The Tory approach was simply to stifle the arts by cutting off as much funding as it could, but Labour's approach has been more insidious: the Arts Council - set up to be independent and at arm's length from government--is increasingly acting as a state agency, implementing the policy of an administration that sees no intrinsic value in the arts themselves.

In theatre, projects are increasingly assessed not on their artistic merits but on their measurable outcomes, whether it is preventing teenage pregnancy or contributing to social or economic regeneration. The arts are no longer valued for themselves, but only for what they can contribute to government policy. They have been rebranded as cultural industries whose value must be measured and weighed. This week saw
an announcement of the Arts Council's priorities for 2006-8, which include participation, celebrating diversity, children, the creative economy, vibrant communities and internationalism. I can't argue with any of those, but what I would question is whether it is up to the Arts Council to be setting "the agenda", as Sir Christopher Frayling, Chair of the Arts Council, calls it. Artists are increasingly tired of the tick-box culture that decides who does and who doesn't get the money, and what kind of art can, and cannot, be made.

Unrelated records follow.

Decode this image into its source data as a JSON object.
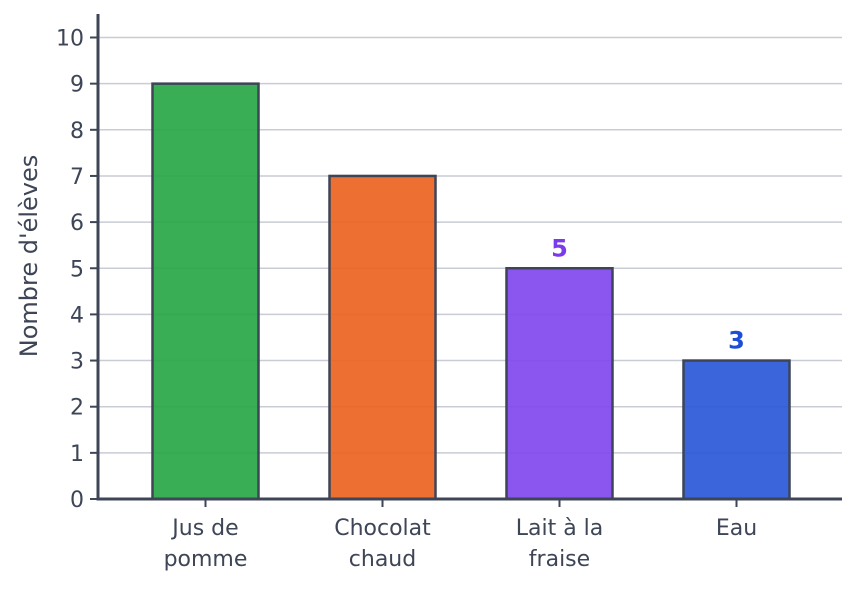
{
  "chart_data": {
    "type": "bar",
    "title": "",
    "xlabel": "",
    "ylabel": "Nombre d'élèves",
    "ylim": [
      0,
      10.5
    ],
    "yticks": [
      0,
      1,
      2,
      3,
      4,
      5,
      6,
      7,
      8,
      9,
      10
    ],
    "grid": "horizontal",
    "categories": [
      [
        "Jus de",
        "pomme"
      ],
      [
        "Chocolat",
        "chaud"
      ],
      [
        "Lait à la",
        "fraise"
      ],
      [
        "Eau"
      ]
    ],
    "values": [
      9,
      7,
      5,
      3
    ],
    "bar_colors": [
      "#28a745",
      "#eb6320",
      "#8146ef",
      "#2958d8"
    ],
    "data_labels": [
      null,
      null,
      "5",
      "3"
    ],
    "data_label_colors": [
      null,
      null,
      "#7c3aed",
      "#1d4ed8"
    ]
  },
  "style": {
    "axis_color": "#3d4557",
    "grid_color": "#c9ccd4",
    "bar_edge_color": "#3d4557"
  }
}
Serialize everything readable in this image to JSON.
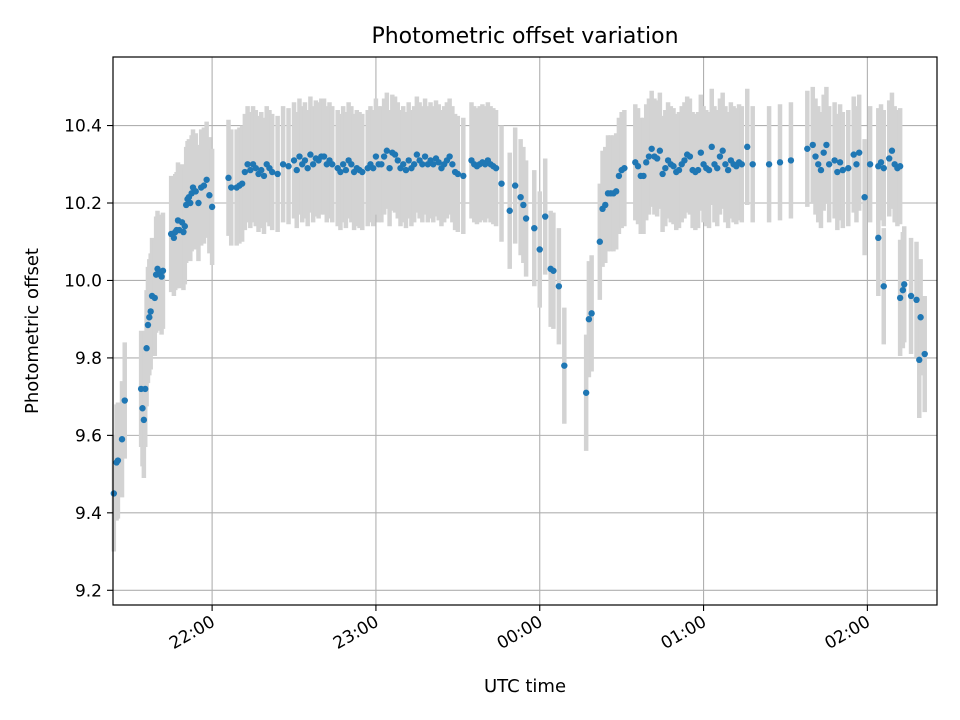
{
  "chart_data": {
    "type": "scatter",
    "title": "Photometric offset variation",
    "xlabel": "UTC time",
    "ylabel": "Photometric offset",
    "xlim": [
      -36.3,
      265.5
    ],
    "ylim": [
      9.162,
      10.577
    ],
    "yticks": [
      9.2,
      9.4,
      9.6,
      9.8,
      10.0,
      10.2,
      10.4
    ],
    "ytick_labels": [
      "9.2",
      "9.4",
      "9.6",
      "9.8",
      "10.0",
      "10.2",
      "10.4"
    ],
    "xticks": [
      0,
      60,
      120,
      180,
      240
    ],
    "xtick_labels": [
      "22:00",
      "23:00",
      "00:00",
      "01:00",
      "02:00"
    ],
    "grid": true,
    "colors": {
      "points": "#1f77b4",
      "errorbars": "#d3d3d3",
      "grid": "#b0b0b0"
    },
    "error_half_width": 0.15,
    "points": [
      [
        -36,
        9.45
      ],
      [
        -35,
        9.53
      ],
      [
        -34.5,
        9.535
      ],
      [
        -33,
        9.59
      ],
      [
        -32,
        9.69
      ],
      [
        -26,
        9.72
      ],
      [
        -25.5,
        9.67
      ],
      [
        -25,
        9.64
      ],
      [
        -24.5,
        9.72
      ],
      [
        -24,
        9.825
      ],
      [
        -23.5,
        9.885
      ],
      [
        -23,
        9.905
      ],
      [
        -22.5,
        9.92
      ],
      [
        -22,
        9.96
      ],
      [
        -21,
        9.955
      ],
      [
        -20.5,
        10.015
      ],
      [
        -20,
        10.03
      ],
      [
        -19,
        10.02
      ],
      [
        -18.5,
        10.01
      ],
      [
        -18,
        10.025
      ],
      [
        -15,
        10.12
      ],
      [
        -14,
        10.11
      ],
      [
        -13.5,
        10.125
      ],
      [
        -13,
        10.13
      ],
      [
        -12.5,
        10.155
      ],
      [
        -12,
        10.13
      ],
      [
        -11,
        10.15
      ],
      [
        -10.5,
        10.125
      ],
      [
        -10,
        10.14
      ],
      [
        -9.5,
        10.195
      ],
      [
        -9,
        10.21
      ],
      [
        -8.5,
        10.215
      ],
      [
        -8,
        10.2
      ],
      [
        -7.5,
        10.225
      ],
      [
        -7,
        10.24
      ],
      [
        -6,
        10.23
      ],
      [
        -5,
        10.2
      ],
      [
        -4,
        10.24
      ],
      [
        -3,
        10.245
      ],
      [
        -2,
        10.26
      ],
      [
        -1,
        10.22
      ],
      [
        0,
        10.19
      ],
      [
        6,
        10.265
      ],
      [
        7,
        10.24
      ],
      [
        9,
        10.24
      ],
      [
        10,
        10.245
      ],
      [
        11,
        10.25
      ],
      [
        12,
        10.28
      ],
      [
        13,
        10.3
      ],
      [
        14,
        10.285
      ],
      [
        15,
        10.3
      ],
      [
        16,
        10.29
      ],
      [
        17,
        10.275
      ],
      [
        18,
        10.285
      ],
      [
        19,
        10.27
      ],
      [
        20,
        10.3
      ],
      [
        21,
        10.29
      ],
      [
        22,
        10.28
      ],
      [
        24,
        10.275
      ],
      [
        26,
        10.3
      ],
      [
        28,
        10.295
      ],
      [
        30,
        10.31
      ],
      [
        31,
        10.285
      ],
      [
        32,
        10.32
      ],
      [
        33,
        10.3
      ],
      [
        34,
        10.31
      ],
      [
        35,
        10.29
      ],
      [
        36,
        10.325
      ],
      [
        37,
        10.3
      ],
      [
        38,
        10.315
      ],
      [
        39,
        10.31
      ],
      [
        40,
        10.32
      ],
      [
        41,
        10.32
      ],
      [
        42,
        10.3
      ],
      [
        43,
        10.31
      ],
      [
        44,
        10.3
      ],
      [
        46,
        10.29
      ],
      [
        47,
        10.28
      ],
      [
        48,
        10.3
      ],
      [
        49,
        10.285
      ],
      [
        50,
        10.31
      ],
      [
        51,
        10.3
      ],
      [
        52,
        10.28
      ],
      [
        53,
        10.29
      ],
      [
        54,
        10.285
      ],
      [
        55,
        10.28
      ],
      [
        57,
        10.29
      ],
      [
        58,
        10.3
      ],
      [
        59,
        10.29
      ],
      [
        60,
        10.32
      ],
      [
        61,
        10.3
      ],
      [
        62,
        10.3
      ],
      [
        63,
        10.32
      ],
      [
        64,
        10.335
      ],
      [
        65,
        10.29
      ],
      [
        66,
        10.33
      ],
      [
        67,
        10.325
      ],
      [
        68,
        10.31
      ],
      [
        69,
        10.29
      ],
      [
        70,
        10.3
      ],
      [
        71,
        10.285
      ],
      [
        72,
        10.31
      ],
      [
        73,
        10.29
      ],
      [
        74,
        10.3
      ],
      [
        75,
        10.325
      ],
      [
        76,
        10.31
      ],
      [
        77,
        10.3
      ],
      [
        78,
        10.32
      ],
      [
        79,
        10.3
      ],
      [
        80,
        10.31
      ],
      [
        81,
        10.3
      ],
      [
        82,
        10.315
      ],
      [
        83,
        10.305
      ],
      [
        84,
        10.29
      ],
      [
        85,
        10.3
      ],
      [
        86,
        10.31
      ],
      [
        87,
        10.32
      ],
      [
        88,
        10.3
      ],
      [
        89,
        10.28
      ],
      [
        90,
        10.275
      ],
      [
        92,
        10.27
      ],
      [
        95,
        10.31
      ],
      [
        96,
        10.3
      ],
      [
        97,
        10.295
      ],
      [
        98,
        10.3
      ],
      [
        99,
        10.305
      ],
      [
        100,
        10.3
      ],
      [
        101,
        10.31
      ],
      [
        102,
        10.3
      ],
      [
        103,
        10.295
      ],
      [
        104,
        10.29
      ],
      [
        106,
        10.25
      ],
      [
        109,
        10.18
      ],
      [
        111,
        10.245
      ],
      [
        113,
        10.215
      ],
      [
        114,
        10.195
      ],
      [
        115,
        10.16
      ],
      [
        118,
        10.135
      ],
      [
        120,
        10.08
      ],
      [
        122,
        10.165
      ],
      [
        124,
        10.03
      ],
      [
        125,
        10.025
      ],
      [
        127,
        9.985
      ],
      [
        129,
        9.78
      ],
      [
        137,
        9.71
      ],
      [
        138,
        9.9
      ],
      [
        139,
        9.915
      ],
      [
        142,
        10.1
      ],
      [
        143,
        10.185
      ],
      [
        144,
        10.195
      ],
      [
        145,
        10.225
      ],
      [
        146,
        10.225
      ],
      [
        147,
        10.225
      ],
      [
        148,
        10.23
      ],
      [
        149,
        10.27
      ],
      [
        150,
        10.285
      ],
      [
        151,
        10.29
      ],
      [
        155,
        10.305
      ],
      [
        156,
        10.295
      ],
      [
        157,
        10.27
      ],
      [
        158,
        10.27
      ],
      [
        159,
        10.305
      ],
      [
        160,
        10.32
      ],
      [
        161,
        10.34
      ],
      [
        162,
        10.32
      ],
      [
        163,
        10.315
      ],
      [
        164,
        10.335
      ],
      [
        165,
        10.275
      ],
      [
        166,
        10.29
      ],
      [
        167,
        10.31
      ],
      [
        168,
        10.3
      ],
      [
        169,
        10.295
      ],
      [
        170,
        10.28
      ],
      [
        171,
        10.285
      ],
      [
        172,
        10.3
      ],
      [
        173,
        10.31
      ],
      [
        174,
        10.325
      ],
      [
        175,
        10.32
      ],
      [
        176,
        10.285
      ],
      [
        177,
        10.28
      ],
      [
        178,
        10.285
      ],
      [
        179,
        10.33
      ],
      [
        180,
        10.3
      ],
      [
        181,
        10.29
      ],
      [
        182,
        10.285
      ],
      [
        183,
        10.345
      ],
      [
        184,
        10.3
      ],
      [
        185,
        10.29
      ],
      [
        186,
        10.32
      ],
      [
        187,
        10.335
      ],
      [
        188,
        10.3
      ],
      [
        189,
        10.285
      ],
      [
        190,
        10.31
      ],
      [
        191,
        10.3
      ],
      [
        192,
        10.295
      ],
      [
        193,
        10.305
      ],
      [
        194,
        10.3
      ],
      [
        196,
        10.345
      ],
      [
        198,
        10.3
      ],
      [
        204,
        10.3
      ],
      [
        208,
        10.305
      ],
      [
        212,
        10.31
      ],
      [
        218,
        10.34
      ],
      [
        220,
        10.35
      ],
      [
        221,
        10.32
      ],
      [
        222,
        10.3
      ],
      [
        223,
        10.285
      ],
      [
        224,
        10.33
      ],
      [
        225,
        10.35
      ],
      [
        226,
        10.3
      ],
      [
        228,
        10.31
      ],
      [
        229,
        10.28
      ],
      [
        230,
        10.305
      ],
      [
        231,
        10.285
      ],
      [
        233,
        10.29
      ],
      [
        235,
        10.325
      ],
      [
        236,
        10.3
      ],
      [
        237,
        10.33
      ],
      [
        241,
        10.3
      ],
      [
        244,
        10.295
      ],
      [
        245,
        10.305
      ],
      [
        246,
        10.29
      ],
      [
        248,
        10.315
      ],
      [
        249,
        10.335
      ],
      [
        250,
        10.3
      ],
      [
        251,
        10.29
      ],
      [
        252,
        10.295
      ],
      [
        239,
        10.215
      ],
      [
        244,
        10.11
      ],
      [
        246,
        9.985
      ],
      [
        252,
        9.955
      ],
      [
        253,
        9.975
      ],
      [
        253.5,
        9.99
      ],
      [
        256,
        9.96
      ],
      [
        258,
        9.95
      ],
      [
        259,
        9.795
      ],
      [
        259.5,
        9.905
      ],
      [
        261,
        9.81
      ]
    ]
  }
}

Her overall point, about how theatre companies get more grants for "educational" projects than for anything else, and how that can skewer them away from the work they should be doing, couldn't be more relevant here as well.

3 comments:

Anonymous said...

Couldn't agree with you more, Playgoer. This is a terrible development, and part of the "No Child Left Behind"-ization of our entire culture. Nothing has value unless it generates concrete, measurable results, and no one and nothing is to receive a dime of public funding unless there's a system of so-called accountability in place.

But theaters don't make widgets. Butts in seats, or stringent fiscal controls, or any other "result," don't adequately measure artistic excellence, any more than good scores on standardized tests measure rounded, humanistic educations. Theaters are already under pressure to make work that's fundable rather than artistically necessary; this will only make things worse. And the leadership strata of institutional American theater, already characterized by a scarcity of practicing artists in its ranks, will only grow more wonkish, until an MBA will be a necessary prerequisite for an Artistic Directorship.

Unfortunately, it's unlikely that anyone will stand up and yell about this -- where's Joe Papp when you need him? -- out of sheer fear of retributive funding cuts. So keep on calling it out: we need you!

Anonymous said...

wow, great post. and great blog! i'll be here reading!

Village Green said...

Once you sign yourself up to beg for your share of the government's arts-designated funds, you gain some stability and lose a whole lot of independence. And that stability may only be temporary. What the government giveth, the government can take away.

Yes, I'd love to designate that my tax dollars go to support theatre rather than blowing Iraq and its citizens to bits. But it never works out that way.

As for the increased designation of funds to support theatre that has a message -- at least the powers that be finally recognize that live theatre has some usefullness. The trick is to devise a project that adds value to the community without devaluing the artistry that goes into creating the project.